Adulte, après une scolarité franco-espagnole ponctuée de nombreuses fugues, Laurence Debray travaille deux années dans une banque à New York avant de se reconvertir dans le journalisme et d’écrire une biographie sur son héros qui a dû dernièrement bien la décevoir, le félon royal Juan-Carlos. Épouse d’Émile Servan-Schreiber, fils de Jean-Jacques, elle côtoie depuis l’enfance tout le petit monde germano-pratin de la gauche bien-pensante. Elle a discuté avec Danièle Mitterrand et Lucie Aubrac. Elle a aussi bénéficié de cours particuliers de la part du couple Blandine Kriegel – Alexandre Adler. Certains traumatismes ne guérissent jamais. L’auteur ne cache pourtant pas son admiration pour sa grand-mère paternelle, Janine Alexandre – Debray, conseillère de Paris et éphémère sénatrice gaulliste de la capitale. Elle signale que sa famille est apparentée aux Ritzen. Elle aurait pû rappeler que l’oncle de son père était Pierre Debray-Ritzen, ce médecin proche de la Nouvelle Droite hostile à la psychanalyse.
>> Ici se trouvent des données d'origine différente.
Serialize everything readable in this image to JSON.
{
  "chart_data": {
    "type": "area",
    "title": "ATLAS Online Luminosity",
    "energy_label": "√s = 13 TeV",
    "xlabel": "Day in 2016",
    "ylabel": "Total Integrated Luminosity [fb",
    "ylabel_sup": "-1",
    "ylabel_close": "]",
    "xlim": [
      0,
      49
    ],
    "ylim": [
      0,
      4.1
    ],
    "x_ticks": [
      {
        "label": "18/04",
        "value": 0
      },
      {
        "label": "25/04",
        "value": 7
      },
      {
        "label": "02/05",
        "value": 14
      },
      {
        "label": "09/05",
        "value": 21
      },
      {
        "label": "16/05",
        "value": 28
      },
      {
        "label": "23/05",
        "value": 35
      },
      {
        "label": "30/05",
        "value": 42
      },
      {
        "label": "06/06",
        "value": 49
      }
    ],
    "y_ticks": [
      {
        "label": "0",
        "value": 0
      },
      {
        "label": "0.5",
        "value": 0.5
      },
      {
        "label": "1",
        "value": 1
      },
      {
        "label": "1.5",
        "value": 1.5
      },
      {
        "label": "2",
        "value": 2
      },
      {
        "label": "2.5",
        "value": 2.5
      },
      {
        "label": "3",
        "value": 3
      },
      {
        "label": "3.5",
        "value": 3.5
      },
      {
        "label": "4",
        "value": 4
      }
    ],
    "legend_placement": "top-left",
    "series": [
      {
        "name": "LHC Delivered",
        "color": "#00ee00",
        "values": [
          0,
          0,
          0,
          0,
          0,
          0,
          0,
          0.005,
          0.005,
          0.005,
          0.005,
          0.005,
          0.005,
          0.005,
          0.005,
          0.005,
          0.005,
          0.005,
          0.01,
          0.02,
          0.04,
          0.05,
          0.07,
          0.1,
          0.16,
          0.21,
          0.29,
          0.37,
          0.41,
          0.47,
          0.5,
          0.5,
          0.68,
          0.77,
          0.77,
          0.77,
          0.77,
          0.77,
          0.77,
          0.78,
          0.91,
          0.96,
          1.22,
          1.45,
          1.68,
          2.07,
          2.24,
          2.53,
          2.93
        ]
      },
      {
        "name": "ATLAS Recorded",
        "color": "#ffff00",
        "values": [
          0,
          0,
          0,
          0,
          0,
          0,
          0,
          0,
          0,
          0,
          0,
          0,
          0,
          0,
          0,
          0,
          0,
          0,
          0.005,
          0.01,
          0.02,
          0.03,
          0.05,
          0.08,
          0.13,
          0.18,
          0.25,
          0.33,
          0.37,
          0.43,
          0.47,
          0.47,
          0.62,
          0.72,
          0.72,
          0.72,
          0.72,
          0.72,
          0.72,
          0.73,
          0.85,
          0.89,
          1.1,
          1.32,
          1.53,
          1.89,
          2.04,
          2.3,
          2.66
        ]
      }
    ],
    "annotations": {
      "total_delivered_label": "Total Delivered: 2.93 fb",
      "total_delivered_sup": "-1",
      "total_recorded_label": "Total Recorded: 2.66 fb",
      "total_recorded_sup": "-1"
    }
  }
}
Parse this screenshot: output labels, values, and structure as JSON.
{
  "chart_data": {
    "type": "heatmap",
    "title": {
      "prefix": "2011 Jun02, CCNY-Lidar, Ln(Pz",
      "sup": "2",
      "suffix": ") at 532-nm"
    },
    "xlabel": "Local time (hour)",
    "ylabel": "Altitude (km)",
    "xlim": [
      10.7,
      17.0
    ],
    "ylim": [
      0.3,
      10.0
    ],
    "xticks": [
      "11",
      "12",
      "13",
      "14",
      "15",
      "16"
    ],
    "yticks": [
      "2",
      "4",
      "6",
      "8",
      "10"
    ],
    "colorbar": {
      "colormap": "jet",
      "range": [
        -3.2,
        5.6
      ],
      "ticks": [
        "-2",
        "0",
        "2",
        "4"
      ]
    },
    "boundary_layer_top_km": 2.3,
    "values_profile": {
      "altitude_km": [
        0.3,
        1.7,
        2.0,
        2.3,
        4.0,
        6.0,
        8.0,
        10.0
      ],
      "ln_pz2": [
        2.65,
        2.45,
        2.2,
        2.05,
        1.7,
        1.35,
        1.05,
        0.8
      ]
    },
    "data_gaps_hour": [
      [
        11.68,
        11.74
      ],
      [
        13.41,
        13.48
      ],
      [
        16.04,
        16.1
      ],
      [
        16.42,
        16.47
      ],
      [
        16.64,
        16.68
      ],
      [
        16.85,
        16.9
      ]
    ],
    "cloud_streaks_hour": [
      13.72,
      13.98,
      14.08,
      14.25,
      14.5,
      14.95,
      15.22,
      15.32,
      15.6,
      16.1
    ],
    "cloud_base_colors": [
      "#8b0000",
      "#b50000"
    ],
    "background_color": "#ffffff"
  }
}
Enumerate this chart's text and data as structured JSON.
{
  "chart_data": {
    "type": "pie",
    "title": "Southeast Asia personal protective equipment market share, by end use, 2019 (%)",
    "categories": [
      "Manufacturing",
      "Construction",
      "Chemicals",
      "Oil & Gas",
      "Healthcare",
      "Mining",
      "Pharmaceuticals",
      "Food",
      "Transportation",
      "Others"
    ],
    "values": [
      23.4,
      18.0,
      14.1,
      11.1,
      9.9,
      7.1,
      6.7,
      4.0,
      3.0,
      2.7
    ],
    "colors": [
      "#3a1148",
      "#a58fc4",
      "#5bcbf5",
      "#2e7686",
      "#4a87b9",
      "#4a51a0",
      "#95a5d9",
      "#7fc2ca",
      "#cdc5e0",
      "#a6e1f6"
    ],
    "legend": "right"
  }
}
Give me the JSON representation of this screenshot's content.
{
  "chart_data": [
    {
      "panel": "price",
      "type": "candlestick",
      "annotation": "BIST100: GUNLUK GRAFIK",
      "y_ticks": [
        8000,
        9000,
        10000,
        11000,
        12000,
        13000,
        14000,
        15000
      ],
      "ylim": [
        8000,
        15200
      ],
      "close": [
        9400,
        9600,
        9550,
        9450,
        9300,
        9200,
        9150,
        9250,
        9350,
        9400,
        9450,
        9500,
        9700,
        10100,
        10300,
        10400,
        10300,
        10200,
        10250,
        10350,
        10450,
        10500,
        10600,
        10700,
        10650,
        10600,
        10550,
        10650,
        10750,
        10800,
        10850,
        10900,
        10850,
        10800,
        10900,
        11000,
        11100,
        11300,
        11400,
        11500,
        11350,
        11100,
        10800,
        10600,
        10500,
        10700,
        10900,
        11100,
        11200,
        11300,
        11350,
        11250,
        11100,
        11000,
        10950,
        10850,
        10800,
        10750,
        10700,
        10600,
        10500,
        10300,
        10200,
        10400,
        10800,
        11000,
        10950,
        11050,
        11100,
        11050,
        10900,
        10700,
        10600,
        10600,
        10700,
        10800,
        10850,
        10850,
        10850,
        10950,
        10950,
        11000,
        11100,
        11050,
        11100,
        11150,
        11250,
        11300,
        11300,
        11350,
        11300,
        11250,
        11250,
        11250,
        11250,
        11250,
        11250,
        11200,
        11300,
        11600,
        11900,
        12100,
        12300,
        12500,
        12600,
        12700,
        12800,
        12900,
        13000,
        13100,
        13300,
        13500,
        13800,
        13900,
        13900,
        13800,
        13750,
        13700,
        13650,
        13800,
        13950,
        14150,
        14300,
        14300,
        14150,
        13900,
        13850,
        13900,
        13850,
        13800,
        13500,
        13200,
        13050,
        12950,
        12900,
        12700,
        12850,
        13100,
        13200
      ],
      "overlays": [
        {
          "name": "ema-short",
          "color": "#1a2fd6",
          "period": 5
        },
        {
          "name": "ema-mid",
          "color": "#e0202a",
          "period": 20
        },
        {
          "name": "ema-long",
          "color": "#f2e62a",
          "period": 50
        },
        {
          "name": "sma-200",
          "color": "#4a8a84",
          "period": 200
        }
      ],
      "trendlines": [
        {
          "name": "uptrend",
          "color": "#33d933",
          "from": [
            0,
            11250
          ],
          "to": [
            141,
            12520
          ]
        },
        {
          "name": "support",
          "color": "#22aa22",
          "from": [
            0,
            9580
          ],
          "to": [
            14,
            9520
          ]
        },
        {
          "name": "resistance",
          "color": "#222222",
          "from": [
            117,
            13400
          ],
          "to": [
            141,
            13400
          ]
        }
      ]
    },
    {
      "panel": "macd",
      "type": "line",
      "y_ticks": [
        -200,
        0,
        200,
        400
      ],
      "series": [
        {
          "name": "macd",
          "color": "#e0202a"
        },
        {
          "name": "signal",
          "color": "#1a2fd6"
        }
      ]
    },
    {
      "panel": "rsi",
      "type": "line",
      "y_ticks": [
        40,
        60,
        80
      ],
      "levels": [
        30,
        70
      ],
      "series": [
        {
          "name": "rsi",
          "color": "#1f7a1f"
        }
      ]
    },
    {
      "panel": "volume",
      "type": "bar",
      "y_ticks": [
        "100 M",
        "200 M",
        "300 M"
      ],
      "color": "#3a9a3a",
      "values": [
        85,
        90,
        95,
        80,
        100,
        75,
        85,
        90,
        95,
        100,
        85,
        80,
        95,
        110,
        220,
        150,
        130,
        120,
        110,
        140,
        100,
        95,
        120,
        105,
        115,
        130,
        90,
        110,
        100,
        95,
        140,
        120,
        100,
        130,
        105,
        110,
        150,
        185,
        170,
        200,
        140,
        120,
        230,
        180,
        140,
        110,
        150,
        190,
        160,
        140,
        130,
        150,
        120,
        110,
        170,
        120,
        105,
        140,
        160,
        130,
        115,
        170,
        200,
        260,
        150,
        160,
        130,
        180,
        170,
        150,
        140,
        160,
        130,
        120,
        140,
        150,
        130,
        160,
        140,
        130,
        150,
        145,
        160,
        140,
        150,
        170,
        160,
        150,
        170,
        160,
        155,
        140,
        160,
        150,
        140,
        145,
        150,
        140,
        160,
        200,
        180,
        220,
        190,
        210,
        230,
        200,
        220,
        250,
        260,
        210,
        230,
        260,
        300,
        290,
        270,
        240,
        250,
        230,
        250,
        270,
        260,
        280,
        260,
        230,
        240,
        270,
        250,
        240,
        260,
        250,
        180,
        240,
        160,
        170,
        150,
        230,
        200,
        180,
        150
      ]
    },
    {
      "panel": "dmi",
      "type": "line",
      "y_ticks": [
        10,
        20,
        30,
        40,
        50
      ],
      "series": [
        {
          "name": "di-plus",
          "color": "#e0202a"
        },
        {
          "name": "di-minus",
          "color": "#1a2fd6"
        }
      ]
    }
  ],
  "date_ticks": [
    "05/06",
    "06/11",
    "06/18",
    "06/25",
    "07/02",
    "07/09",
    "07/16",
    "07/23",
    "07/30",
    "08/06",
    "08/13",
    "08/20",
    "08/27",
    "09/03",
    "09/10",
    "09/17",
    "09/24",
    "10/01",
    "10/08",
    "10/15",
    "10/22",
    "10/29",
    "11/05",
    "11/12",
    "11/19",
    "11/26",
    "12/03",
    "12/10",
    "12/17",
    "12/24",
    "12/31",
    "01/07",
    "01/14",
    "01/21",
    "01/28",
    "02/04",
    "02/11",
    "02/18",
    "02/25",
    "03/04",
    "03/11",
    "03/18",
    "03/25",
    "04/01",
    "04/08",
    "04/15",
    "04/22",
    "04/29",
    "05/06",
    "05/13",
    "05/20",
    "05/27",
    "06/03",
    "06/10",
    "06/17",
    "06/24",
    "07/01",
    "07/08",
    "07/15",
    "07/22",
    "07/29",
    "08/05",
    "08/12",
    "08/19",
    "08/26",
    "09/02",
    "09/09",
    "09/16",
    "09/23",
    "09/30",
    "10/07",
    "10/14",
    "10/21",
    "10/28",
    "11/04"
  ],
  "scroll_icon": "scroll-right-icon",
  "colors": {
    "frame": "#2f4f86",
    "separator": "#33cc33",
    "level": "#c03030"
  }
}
Elle dépeint des parents entièrement préoccupés par la politique au point qu’ils ne s’en occupent guère. Ses jeunes années sont surtout marquées par l’incessante traque parentale de Klaus Barbie dont le procès télévisé va marquer le début de l’ère de l’hypermnésie victimaire. Elle insiste en outre longuement sur les années de son père passées à La Havane aux côtés de Fidel Castro et du Che ainsi que sur sa période de guérillero en Bolivie et sur les conditions éprouvantes de détention. Ambassadeur de France à La Paz, l’ancienne barbouze en chef anti-OAS, Dominique Ponchardier, aidera beaucoup le détenu et ses parents.
Au cours de sa détention, Régis Debray écrit une lettre restée confidentielle au Général de Gaulle. Sa fille relève que « certains déclarent aujourd’hui que le gaullisme paternel lui est venu sur le tard, après son désenchantement mitterrandien. Ils ne savaient pas que mon père avait collé sur un mur de sa cellule la couverture d’un Paris Match montrant le général en uniforme (p. 120) ». Ainsi À demain de Gaulle (1990) révèle-t-il une inclination plus ancienne, déjà perceptible dans La puissance et les rêves (1984) et Les Empires contre l’Europe (1985).
Laurence Debray pose un regard désabusé sur son adolescence. Du manque d’implication de ses parents dans son éducation et des oppositions vives qui en découlent, elle reconnaît volontiers : « Je compris plus tard que j’habitais plus une langue qu’un pays. Je n’ai plaisir qu’à lire et écrire en français; l’espagnol et l’anglais resteront des langues utilitaires et fonctionnelles. J’ai une patrie littéraire qui me tient bien de patrie tangible. Elle est très pratique, on peut l’emmener partout avec soi (p. 244). » Quand le nomadisme adopte un Ersatz d’enracinement…
Fille de révolutionnaires traduit bien l’introspection d’une pauvre petite fille des beaux quartiers de Paris, aujourd’hui mère de famille, nostalgique d’une confrontation toujours reportée avec l’autorité parentale. Les effets sociétaux de Mai 68 nuisent à tous, y compris et surtout à la progéniture des révolutionnaires de gauche.
Georges Feltin-Tracol
• Laurence Debray, Fille de révolutionnaires, Stock, 2017, 312 p., 20 €.